La société libérale tend par définition à créer de nouveau marchés : peu à peu, elle happe tous les domaines qui jusque là échappaient à la loi économique de la réussite, de la concurrence et du profit ; en marchandisant l’ensemble du monde, elle marchandise aussi les esprits qui pensent , comme le monde qui les entoure, investissement, rentabilité… ; dans ce monde là, qu’est devenu l’humanitaire, basé au départ sur l’altruisme : une machine économique puissante, rivale d’autres sur les parts de marché, un monde sous l’œil des médias, où l’on fait carrière… et effectivement on peut voir arriver le doute : tout cela n’est-il pas un peu intéressé, égoïste ? Mais c’est le système  économique actuel qui fabrique tout cela, qui n’a rien à voir avec le sentiment humanitaire, et les médecins qui au début, sur leur propres économies, partaient en mission sur une base bénévole, dans la solitude et le danger : il était plus difficile alors de laisser entendre qu’ils donnaient libres cours à leur intérêt égoïste. D’une manière générale aujourd’hui encore on peut distinguer quelqu’un qui s’engage en cherchant à soulager une misère inacceptable et celui qui par intérêt, accumule les consultations, de manière à se mirer dans les miroirs que lui offre la consommation.

Ma thèse est que le fait même de poser la question : l’altruisme est-il une forme d’égoïsme ? montre le triomphe de la pensée libérale sur nos esprits.
Celle-ci laisse entendre que puisque le bien commun est fabriqué par l’égoïsme, l’altruisme est lui-même une expression de l’égoïsme.

Pour contrer cette thèse, autrement que nous ne l’avons déjà fait, nous pouvons prendre l’exemple du don du sang.

 

C - L’exemple du don du sang - la remise en cause de la pensée libérale

Dans le don du sang, en France, on a bien affaire à un don ; le principe en est la gratuité, c’est donc un acte de générosité, de solidarité ; le principe est que l’on n’attend rien en retour.
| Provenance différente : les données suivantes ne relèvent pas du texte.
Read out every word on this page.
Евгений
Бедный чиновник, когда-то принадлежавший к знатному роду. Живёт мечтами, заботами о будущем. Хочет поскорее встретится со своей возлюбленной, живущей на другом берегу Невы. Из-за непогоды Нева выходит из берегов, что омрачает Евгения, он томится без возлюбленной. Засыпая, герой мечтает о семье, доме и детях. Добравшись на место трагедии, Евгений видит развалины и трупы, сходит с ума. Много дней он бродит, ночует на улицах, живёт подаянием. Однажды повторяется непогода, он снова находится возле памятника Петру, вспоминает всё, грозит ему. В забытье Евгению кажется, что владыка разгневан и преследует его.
On ne connaît pas celui qui va profiter du geste et on s’en moque.

On peut imaginer un autre système : le donneur de sang est payé (ce n’est donc plus vraiment un donneur mais quelqu’un qui vend un service), l’entreprise qui récolte le sang, le vend ensuite à un client, après avoir dégagé un bénéfice. Dans ce cas là, on a un échange marchand traditionnel, intéressé, entre vendeur et acheteur.

Qu’a-t-on perdu en route ? Les valeurs d’égalité devant le soin, de solidarité, de générosité.
Cela montre que la logique de l’intérêt (il faut que le donneur ait un intérêt à donner) peut détruire des systèmes en apparence basés sur le don gratuit, mais qui, dans les faits font exister du lien entre les hommes.

Dans un cas l’intérêt égoïste est la règle ; dans l’autre l’altruisme existe, cela pose le problème du don ; dire que l’altruisme n’existe pas, c’est dire que le don n’existe pas.

L’exemple du don du sang, montre que le don fait exister un système d’échange d’une manière qui n’a rien à voir avec la logique des intérêts conjugués ; que l’on privatise le don du sang, et on aura une logique du profit qui à terme augmentera les risques à l’intérieur même du système de transfusion (diminution des coûts liés à la sécurité), un danger pour les donneurs (qui seront les plus pauvres et qui auront tendance à donner le plus possible)… un soin réservé à ceux qui peuvent se le payer.
Les valeurs collectives existent mieux quand on sort de la logique de l’intérêt que quand celle-ci commande.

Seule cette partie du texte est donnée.